Bug#710853: openssh-server: ssh server keys creation
Control: retitle -1 openssh-server: fine-tune server key creation
On Mon, Jun 03, 2013 at 02:32:06AM +0200, Christoph Anton Mitterer wrote:
With respect to the creation of SSH server keys in postinst, may I suggest the
following:
- not create ssh1 keys at all... actually I've never seen them auto-created,
but code seems to be there
This is mainly for security reasons... if someone really want's ssh1, he shoul
manually create the keys.
Done in 1:7.1p2-2 (see #811265).
- specify bit sizes
Also for security reasons, use the highest bit sizes possible for the respective
algorithm,... it should have basically no performance impact, and if someone
really thinks he wants a weaker key,.. he still can manually create it
That is
rsa2: -b 4096
dsa: -b 1024
ecdsa: -b 521 (no typo)
ssh-keygen's defaults are fine, especially nowadays that it defaults to
3072 bits for RSA keys.

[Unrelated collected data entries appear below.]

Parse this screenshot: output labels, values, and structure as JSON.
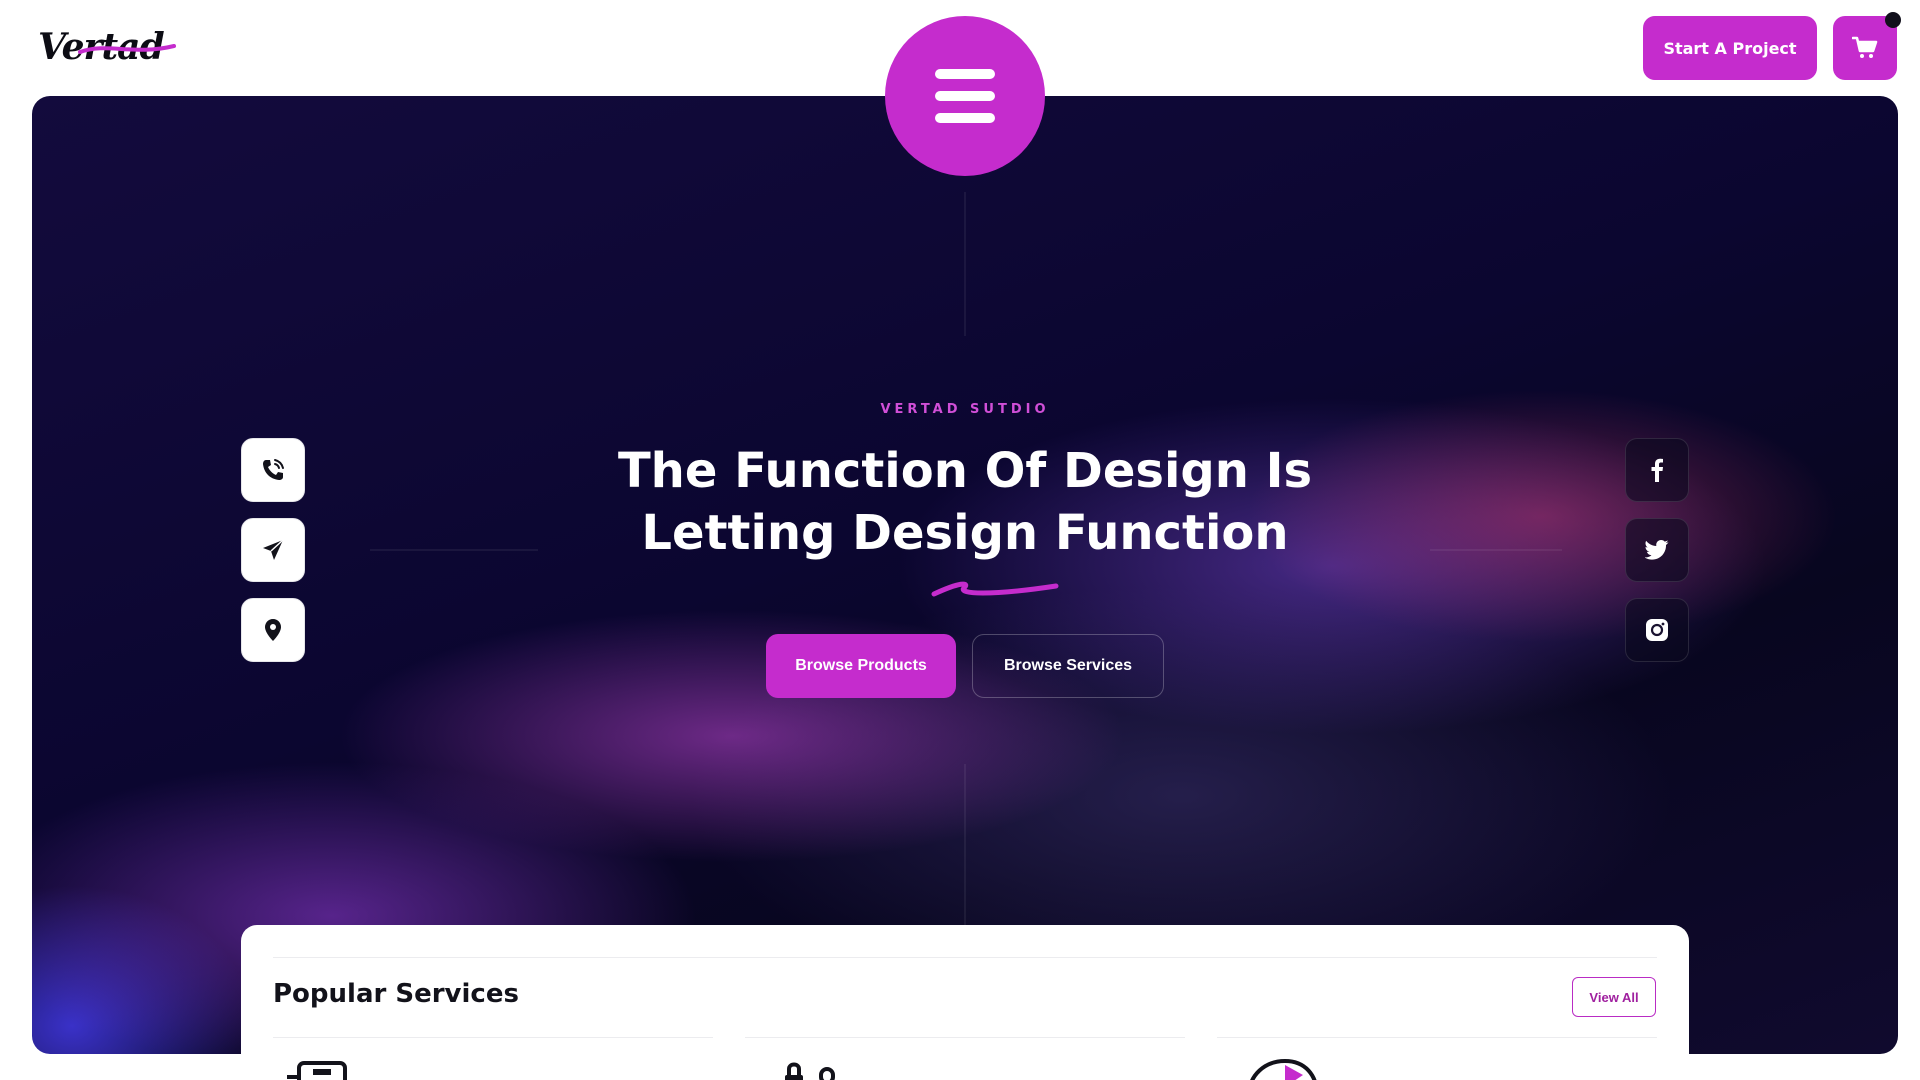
{
  "header": {
    "logo_text": "Vertad",
    "start_project_label": "Start A Project",
    "cart_icon": "cart-icon",
    "menu_icon": "hamburger-menu-icon"
  },
  "hero": {
    "eyebrow": "VERTAD SUTDIO",
    "headline_line1": "The Function Of Design Is",
    "headline_line2": "Letting Design Function",
    "browse_products_label": "Browse Products",
    "browse_services_label": "Browse Services",
    "contact_icons": [
      "phone-icon",
      "send-icon",
      "location-pin-icon"
    ],
    "social_icons": [
      "facebook-icon",
      "twitter-icon",
      "instagram-icon"
    ]
  },
  "services": {
    "title": "Popular Services",
    "view_all_label": "View All",
    "service_icons": [
      "monitor-icon",
      "lock-icon",
      "chart-icon"
    ]
  },
  "colors": {
    "accent": "#c52ccd",
    "hero_dark": "#0b0630",
    "text_dark": "#12121a"
  }
}
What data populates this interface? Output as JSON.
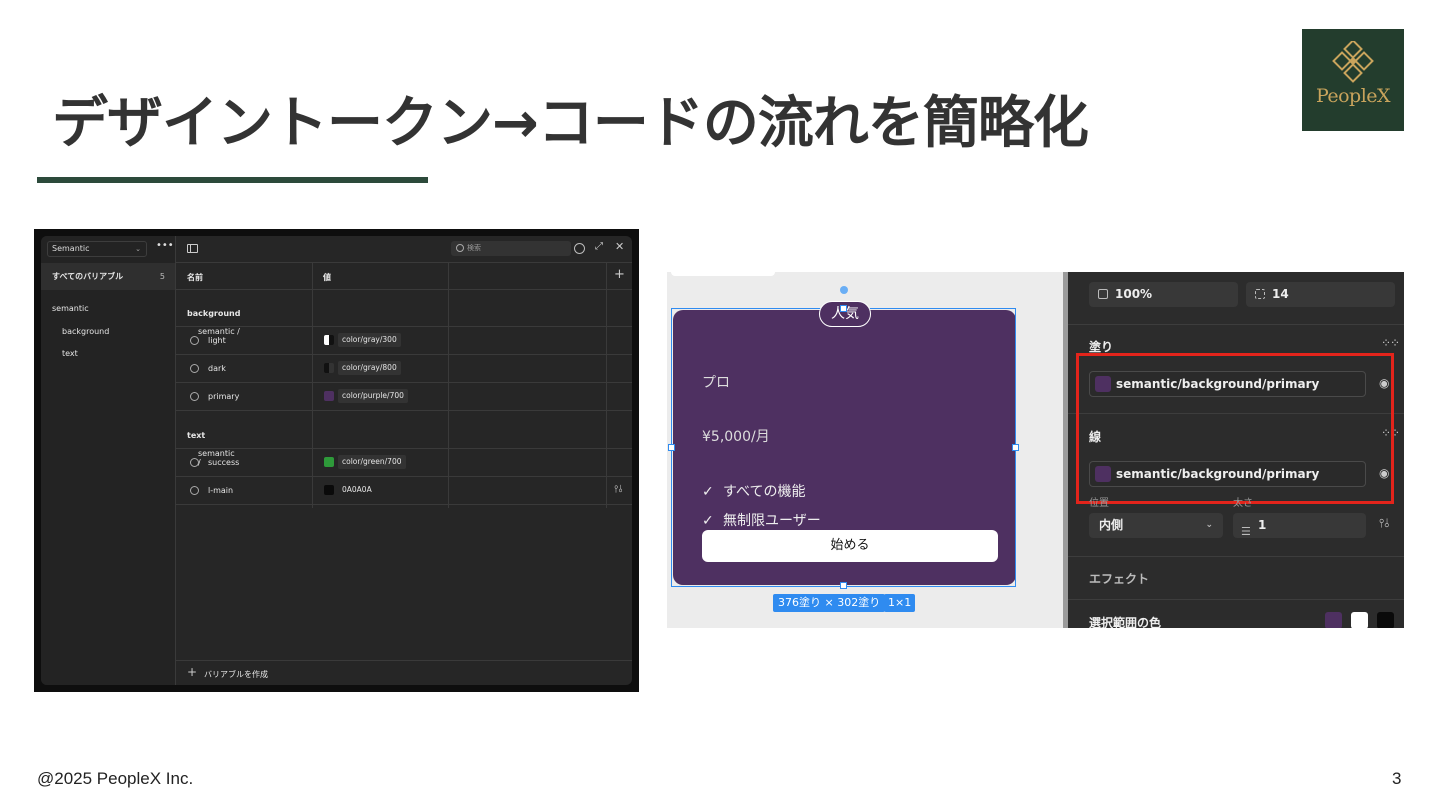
{
  "slide": {
    "title": "デザイントークン→コードの流れを簡略化",
    "footer": "@2025 PeopleX Inc.",
    "page_number": "3",
    "accent_color": "#2c4a3b"
  },
  "logo": {
    "text": "PeopleX",
    "icon": "diamond-logo-icon",
    "bg_color": "#233d2d",
    "fg_color": "#c9a45c"
  },
  "variables_panel": {
    "collection_select": "Semantic",
    "all_variables_label": "すべてのバリアブル",
    "all_variables_count": "5",
    "collection_name": "semantic",
    "groups_nav": [
      "background",
      "text"
    ],
    "search_placeholder": "検索",
    "col_name": "名前",
    "col_value": "値",
    "group_background": {
      "prefix": "semantic / ",
      "name": "background"
    },
    "group_text": {
      "prefix": "semantic / ",
      "name": "text"
    },
    "rows": [
      {
        "name": "light",
        "value": "color/gray/300",
        "swatch": "#e0e0e0"
      },
      {
        "name": "dark",
        "value": "color/gray/800",
        "swatch": "#1f1f1f"
      },
      {
        "name": "primary",
        "value": "color/purple/700",
        "swatch": "#4e3061"
      },
      {
        "name": "success",
        "value": "color/green/700",
        "swatch": "#2e9a3a"
      },
      {
        "name": "l-main",
        "value": "0A0A0A",
        "swatch": "#0a0a0a"
      }
    ],
    "create_label": "バリアブルを作成"
  },
  "design_tool": {
    "card": {
      "badge": "人気",
      "plan": "プロ",
      "price": "¥5,000/月",
      "features": [
        "すべての機能",
        "無制限ユーザー"
      ],
      "button": "始める",
      "bg_color": "#4e3061"
    },
    "size_label": "376塗り × 302塗り",
    "size_label2": "1×1",
    "panel": {
      "opacity": "100%",
      "radius": "14",
      "fill_label": "塗り",
      "fill_token": "semantic/background/primary",
      "stroke_label": "線",
      "stroke_token": "semantic/background/primary",
      "position_sub": "位置",
      "weight_sub": "太さ",
      "stroke_position": "内側",
      "stroke_weight": "1",
      "effect_label": "エフェクト",
      "selection_colors_label": "選択範囲の色",
      "selection_colors": [
        "#4e3061",
        "#ffffff",
        "#0a0a0a"
      ],
      "highlight_color": "#e3241b"
    }
  }
}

For the same sorts of reasons that I laid out
in https://bugs.debian.org/1094246#10, I don't think it's necessary to
override them here.
- use the FQDN as comment
I always found it handy to have the full hostname on the server keys as comment, i.e.
-C "$(hostname -f)"
without username, as e.g. root@$(hostname -f), would be the personal key of the user
root.
This seems probably reasonable. The only thing I was wondering was
whether there were any (minor) privacy implications to recording that
information? I guess not but I'm not certain.